TALLAHASSEE — The Judiciary Committee reported CS for Senate Bill 752 favorably after hours of testimony and questions about how the bill would affect publishers and online speech.
Sponsor Senator Simon told the committee the bill would require a newspaper or television station that posts a story to its website to remove or update the publisher’s own page if it later learns the story is untrue — for example because of a court decision or newly discovered facts — or lose the fair‑reporting privilege that would otherwise protect it. The late amendment narrowed the bill to require removal from the publisher’s website rather than “the Internet” generally.
Why it matters: The bill addresses cases in which false reports remain discoverable online long after courts have corrected the record. Barry Richard, who requested the bill after representing a client whose on‑air arrest coverage remained online despite an acquittal and jury verdict in his favor, said the persistent online placement has lasting reputational and economic harms.
Press advocates urged caution. Sam Morley of the Florida Press Association told the committee that the better practice is to append a correction rather than delete the original reporting and that the bill’s standard that removal be required where a “reasonable person” could be convinced by supplied facts is vague and likely to spawn litigation. Opponents warned the measure could chill fair‑reporting or eliminate the long‑standing fair‑report privilege for accurate reports of public government proceedings.

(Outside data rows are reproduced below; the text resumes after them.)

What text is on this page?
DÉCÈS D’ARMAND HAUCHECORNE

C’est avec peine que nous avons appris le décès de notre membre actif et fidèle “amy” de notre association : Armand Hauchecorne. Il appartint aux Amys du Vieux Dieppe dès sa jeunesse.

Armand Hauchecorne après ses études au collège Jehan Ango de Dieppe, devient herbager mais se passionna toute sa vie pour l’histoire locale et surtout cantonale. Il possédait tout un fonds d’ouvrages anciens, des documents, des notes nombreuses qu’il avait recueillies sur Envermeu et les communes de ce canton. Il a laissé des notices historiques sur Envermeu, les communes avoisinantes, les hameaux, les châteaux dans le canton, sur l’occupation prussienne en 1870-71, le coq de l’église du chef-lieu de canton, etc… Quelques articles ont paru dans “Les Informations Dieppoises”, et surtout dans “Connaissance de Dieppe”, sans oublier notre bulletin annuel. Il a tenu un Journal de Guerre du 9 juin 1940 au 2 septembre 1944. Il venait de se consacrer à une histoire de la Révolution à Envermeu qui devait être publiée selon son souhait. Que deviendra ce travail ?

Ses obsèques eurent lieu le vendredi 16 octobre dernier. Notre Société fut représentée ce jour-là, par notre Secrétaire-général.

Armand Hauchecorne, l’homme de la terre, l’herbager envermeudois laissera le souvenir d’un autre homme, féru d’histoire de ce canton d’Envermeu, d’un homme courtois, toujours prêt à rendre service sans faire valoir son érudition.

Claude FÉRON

Senators debated whether the bill would require removal when the underlying events objectively occurred — for example, an accurate report that someone was arrested but later acquitted — and how the proposed standard would apply. The sponsor said the bill targets knowingly false or demonstrably false reporting and that publishers who correct will retain defenses.
The committee adopted a late amendment restricting the obligation to the publisher’s own website and then voted to report the bill favorably (8 yeas, 2 nays).
Ending: The bill will proceed to further consideration; supporters argued it gives victims a narrow remedy for online reputational harm, while press groups warned it risks First Amendment and evidentiary consequences (vote on CS for SB 752: 8–2).